2- ¿Si Él todo lo sabe y todo lo ve, para que orar?

La oración no tiene el objeto de llamar la atención a Dios para nosotros. Oración para acercarnos a Él.

3- De cualquier forma, ese esfuerzo parece inútil. ¿Las bendiciones de Dios no se extienden por todo el Universo?

Si permaneces dentro de una piscina morirás de sed, aunque estés rodeado de agua, si no abres la boca. La oración es más o menos eso: un “abrir de boca”, espiritualmente hablando, para que recibamos las bendiciones de Dios.

4- ¿Puede hacerse pedidos a Dios?

Claro. ¿Qué hijo está impedido de pedir algo al padre? Pero ten cuidado. Las personas quedan decepcionadas, dado que acostumbran a pedir lo que no pueden recibir o esperar soluciones para problemas que dependen de ellas.

5- ¿Podrías explicarlo mejor?

Si pierdes una pierna en un accidente, te quedarás muy frustrado si pides a Dios que te haga nacer otra. Por otro lado, si estás desempleado la oración no te llevará el empleo a tu casa. Sera más conveniente salir a buscarlo.

6- ¿Qué debemos pedir?

Según enseña una vieja oración, debemos pedir fuerzas para soportar lo que no puede ser cambiado (vivir sin una pierna); disposición para cambiar lo que debe ser cambiado (superar el desempleo), y discernimiento para distinguir entre las dos situaciones.

7- ¿Cómo debemos orar?

Esa misma pregunta fue hecha por los discípulos de Jesús. Él respondió con el Padre Nuestro. Entretanto es necesario considerar que no se trata de una formula verbal, cuya eficiencia este subordinado a la repetición. Jesús apenas indica los sentimientos que debemos movilizar en la oración.

8- ¿Oración seria, entonces, sentimiento?

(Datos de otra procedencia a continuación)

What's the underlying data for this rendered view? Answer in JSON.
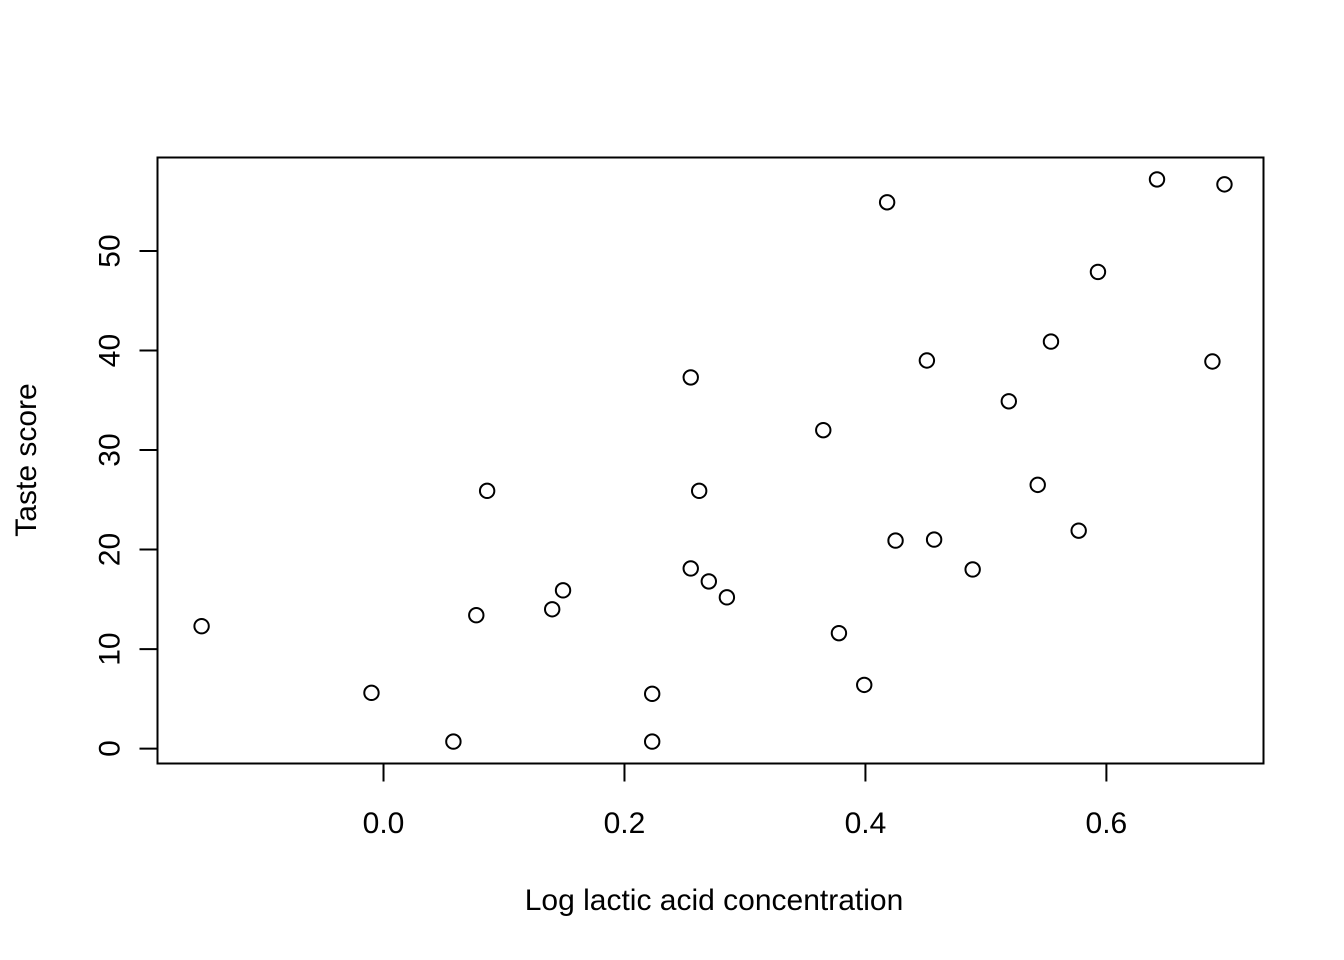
{
  "chart_data": {
    "type": "scatter",
    "title": "",
    "xlabel": "Log lactic acid concentration",
    "ylabel": "Taste score",
    "xlim": [
      -0.1876,
      0.7304
    ],
    "ylim": [
      -1.5,
      59.4
    ],
    "xticks": [
      0.0,
      0.2,
      0.4,
      0.6
    ],
    "xtick_labels": [
      "0.0",
      "0.2",
      "0.4",
      "0.6"
    ],
    "yticks": [
      0,
      10,
      20,
      30,
      40,
      50
    ],
    "ytick_labels": [
      "0",
      "10",
      "20",
      "30",
      "40",
      "50"
    ],
    "grid": false,
    "legend": "none",
    "marker": "open-circle",
    "color": "#000000",
    "points": [
      {
        "x": -0.151,
        "y": 12.3
      },
      {
        "x": -0.01,
        "y": 5.6
      },
      {
        "x": 0.058,
        "y": 0.7
      },
      {
        "x": 0.077,
        "y": 13.4
      },
      {
        "x": 0.086,
        "y": 25.9
      },
      {
        "x": 0.14,
        "y": 14.0
      },
      {
        "x": 0.149,
        "y": 15.9
      },
      {
        "x": 0.223,
        "y": 5.5
      },
      {
        "x": 0.223,
        "y": 0.7
      },
      {
        "x": 0.255,
        "y": 37.3
      },
      {
        "x": 0.255,
        "y": 18.1
      },
      {
        "x": 0.262,
        "y": 25.9
      },
      {
        "x": 0.27,
        "y": 16.8
      },
      {
        "x": 0.285,
        "y": 15.2
      },
      {
        "x": 0.365,
        "y": 32.0
      },
      {
        "x": 0.378,
        "y": 11.6
      },
      {
        "x": 0.399,
        "y": 6.4
      },
      {
        "x": 0.418,
        "y": 54.9
      },
      {
        "x": 0.425,
        "y": 20.9
      },
      {
        "x": 0.451,
        "y": 39.0
      },
      {
        "x": 0.457,
        "y": 21.0
      },
      {
        "x": 0.489,
        "y": 18.0
      },
      {
        "x": 0.519,
        "y": 34.9
      },
      {
        "x": 0.543,
        "y": 26.5
      },
      {
        "x": 0.554,
        "y": 40.9
      },
      {
        "x": 0.577,
        "y": 21.9
      },
      {
        "x": 0.593,
        "y": 47.9
      },
      {
        "x": 0.642,
        "y": 57.2
      },
      {
        "x": 0.688,
        "y": 38.9
      },
      {
        "x": 0.698,
        "y": 56.7
      }
    ]
  }
}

Sin duda, los mejores sentimientos. Cuando, por ejemplo, Jesús dice: “Perdona nuestras deudas, así como nosotros perdonamos a nuestros deudores”, significa que nadie conseguirá una autentica comunión con el Cielo si conserva rencores en su corazón. ¿Como pedir bendiciones al Padre, guardando rabia de sus hijos?

Richard Simonetti
Extraído del libro “Não pise na bola” (No metas la pata)
Traducido por R. Bertolinni.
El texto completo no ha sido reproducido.